Denunció violación de la Constitución
La presidenta de Brasil, Dilma Rousseff, se presentó hoy ante el Senado para dar la batalla en su último intento por no ser destituida de su cargo. La líder del izquierdista Partido de los Trabajadores (PT), suspendida del cargo desde hace más de tres meses, compareció ante la Cámara alta durante alrededor de 12 horas de una agotadora jornada que abrió con un combativo discurso, quizá el último que pronuncia como jefa de Estado.
"No esperen de mí el generoso silencioso de los cobardes", dijo Rousseff ante los legisladores que deben decidir en las próximas horas, posiblemente el martes o miércoles, sobre su destitución tras cinco años y medio de Gobierno. "Estamos asistiendo a un golpe", subrayó varias veces.

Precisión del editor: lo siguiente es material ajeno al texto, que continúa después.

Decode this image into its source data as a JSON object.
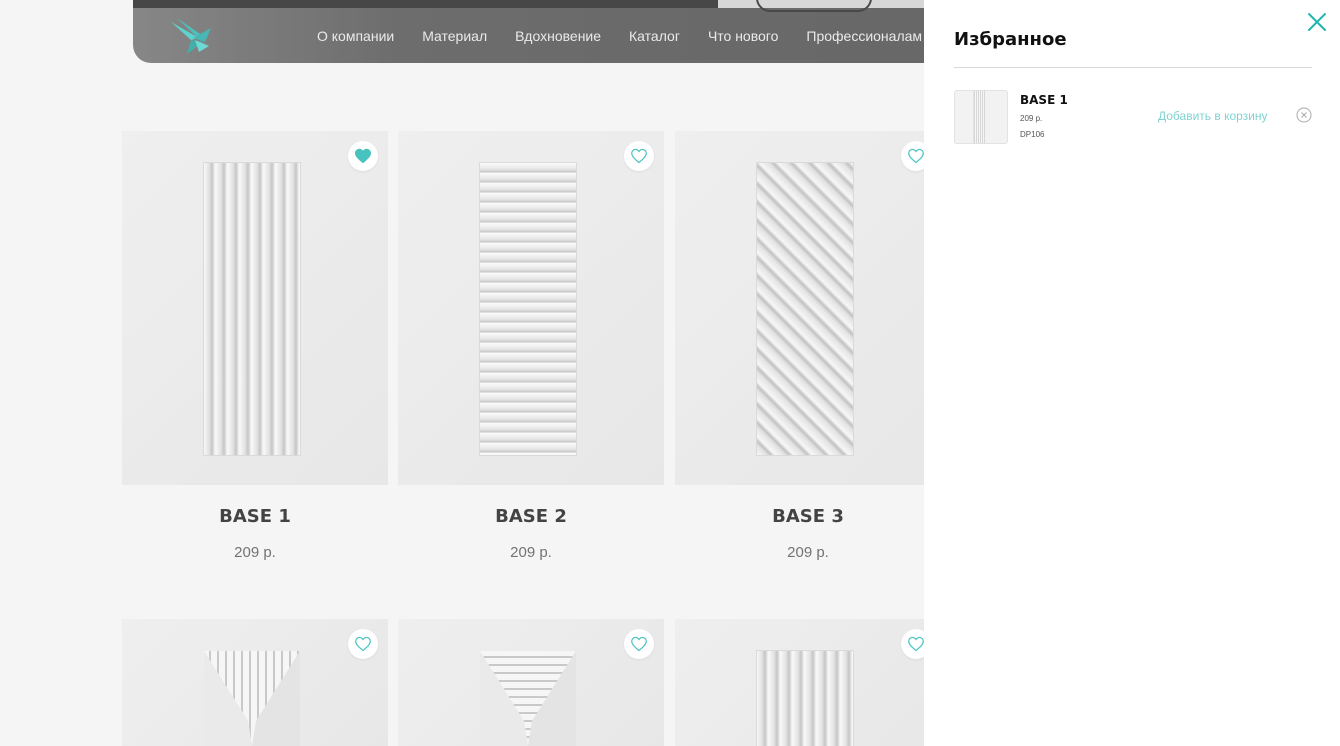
{
  "nav": {
    "items": [
      {
        "label": "О компании"
      },
      {
        "label": "Материал"
      },
      {
        "label": "Вдохновение"
      },
      {
        "label": "Каталог"
      },
      {
        "label": "Что нового"
      },
      {
        "label": "Профессионалам"
      }
    ]
  },
  "products": [
    {
      "title": "BASE 1",
      "price": "209 р.",
      "favorited": true
    },
    {
      "title": "BASE 2",
      "price": "209 р.",
      "favorited": false
    },
    {
      "title": "BASE 3",
      "price": "209 р.",
      "favorited": false
    }
  ],
  "drawer": {
    "title": "Избранное",
    "items": [
      {
        "name": "BASE 1",
        "price": "209 р.",
        "code": "DP106",
        "add_to_cart_label": "Добавить в корзину"
      }
    ]
  },
  "colors": {
    "accent": "#20b5b0",
    "accent_light": "#7fd4d0",
    "nav_bg": "#4a4a4a"
  },
  "icons": {
    "logo": "swallow-logo-icon",
    "favorite_filled": "heart-filled-icon",
    "favorite_empty": "heart-outline-icon",
    "close": "close-icon",
    "remove": "remove-circle-icon"
  }
}
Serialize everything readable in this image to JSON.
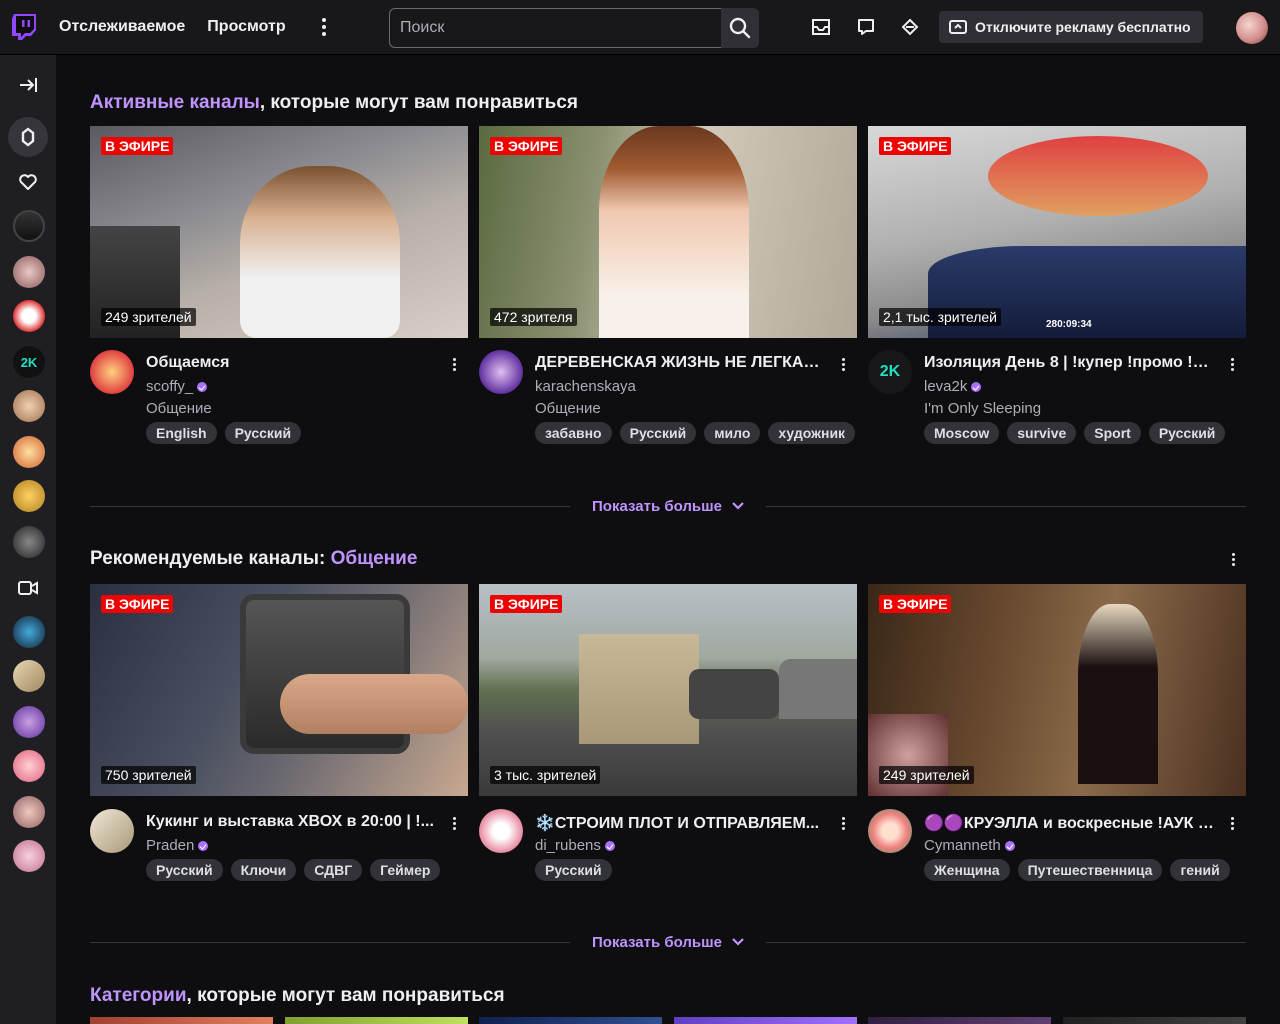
{
  "nav": {
    "following": "Отслеживаемое",
    "browse": "Просмотр",
    "search_placeholder": "Поиск",
    "ad_button": "Отключите рекламу бесплатно"
  },
  "sections": [
    {
      "title_accent": "Активные каналы",
      "title_rest": ", которые могут вам понравиться",
      "show_more": "Показать больше",
      "cards": [
        {
          "live": "В ЭФИРЕ",
          "viewers": "249 зрителей",
          "title": "Общаемся",
          "channel": "scoffy_",
          "category": "Общение",
          "tags": [
            "English",
            "Русский"
          ]
        },
        {
          "live": "В ЭФИРЕ",
          "viewers": "472 зрителя",
          "title": "ДЕРЕВЕНСКАЯ ЖИЗНЬ НЕ ЛЕГКАЯ...",
          "channel": "karachenskaya",
          "category": "Общение",
          "tags": [
            "забавно",
            "Русский",
            "мило",
            "художник"
          ]
        },
        {
          "live": "В ЭФИРЕ",
          "viewers": "2,1 тыс. зрителей",
          "title": "Изоляция День 8 | !купер !промо !и...",
          "channel": "leva2k",
          "category": "I'm Only Sleeping",
          "tags": [
            "Moscow",
            "survive",
            "Sport",
            "Русский"
          ],
          "overlay": "280:09:34"
        }
      ]
    },
    {
      "title_plain": "Рекомендуемые каналы: ",
      "title_accent": "Общение",
      "show_more": "Показать больше",
      "cards": [
        {
          "live": "В ЭФИРЕ",
          "viewers": "750 зрителей",
          "title": "Кукинг и выставка ХВОХ в 20:00 | !...",
          "channel": "Praden",
          "tags": [
            "Русский",
            "Ключи",
            "СДВГ",
            "Геймер"
          ]
        },
        {
          "live": "В ЭФИРЕ",
          "viewers": "3 тыс. зрителей",
          "title": "❄️СТРОИМ ПЛОТ И ОТПРАВЛЯЕМ...",
          "channel": "di_rubens",
          "tags": [
            "Русский"
          ]
        },
        {
          "live": "В ЭФИРЕ",
          "viewers": "249 зрителей",
          "title": "🟣🟣КРУЭЛЛА и воскресные !АУК и...",
          "channel": "Cymanneth",
          "tags": [
            "Женщина",
            "Путешественница",
            "гений"
          ]
        }
      ]
    },
    {
      "title_accent": "Категории",
      "title_rest": ", которые могут вам понравиться"
    }
  ],
  "colors": {
    "accent": "#bf94ff",
    "live": "#eb0400",
    "brand": "#9147ff"
  }
}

La mandataria, que enfrenta un controvertido juicio político por acusaciones de haber permitido manipulaciones fiscales inconstitucionales durante su Gobierno, reiteró que no renunciará voluntariamente al cargo y recordó los momentos más difíciles de su biografía para asegurar que continuará "luchando".
Su discurso ante el Senado tenía un toque personal, alejado en muchos pasajes de tecnicismos, como querían sus simpatizantes. En Brasilia se da prácticamente por sentado que los opositores de la mandataria conseguirán la mayoría de dos tercios necesaria para destituirla.
Varios aliados de la presidenta, entre ellos su mentor político, el ex presidente Luiz Inácio Lula da Silva, abogaban por eso por un discurso con un énfasis mucho más emocional para "documentar" el lugar que le corresponderá a Rousseff y al juicio político en su contra en la historia de Brasil.
La presidenta cumplió con esa expectativa. Rousseff recordó la tortura que sufrió como joven militante clandestina de izquierdas, acusó a sus rivales de forjar una "alianza golpista" y apeló a su condición de ser la primera presidenta mujer de Brasil para criticar a intereses "ultraconservadores" empeñados en sacarla del poder.
"Hicieron todo para destabilizarme a mí y a mi Gobierno", enfatizó.
También resaltó su imagen de política honesta, frente a las sospechas de corrupción que salpican a su principales rivales políticos, entre ellos el ex presidente de la Cámara de Diputados Eduardo Cunha, uno de los más mentados hoy por Rousseff y sus aliados como artífice del proceso de destitución.
Cunha renunció hace algunas semanas a la presidencia de la Cámara baja por las acusaciones de corrupción en su contra.
El juicio contra la presidenta está enmarcado en varios escándalos de corrupción que salpican prácticamente a toda la clase política brasileña y en una dura crisis económica en la primera economía de América Latina.
En su discurso Rousseff no mencionó directamente a su vicepresidente y ex aliado político, el actual jefe de Estado interino Michel Temer, pero fustigó al Ejecutivo del líder conservador por lo que considera un "golpe de Estado".
"Un golpe que, si es consumado, resultará en la elección indirecta de un Gobierno usurpador", reclamó la presidenta.
En caso de que Rousseff sea destituida, Temer asumirá definitivamente la presidencia hasta las elecciones de 2018. El centroderechista Partido del Movimiento Democrático Brasileño (PMDB) de Temer encauzó en marzo el proceso de "impeachment" tras volverle la espalda a Rousseff, tras más de cinco años de alianza política.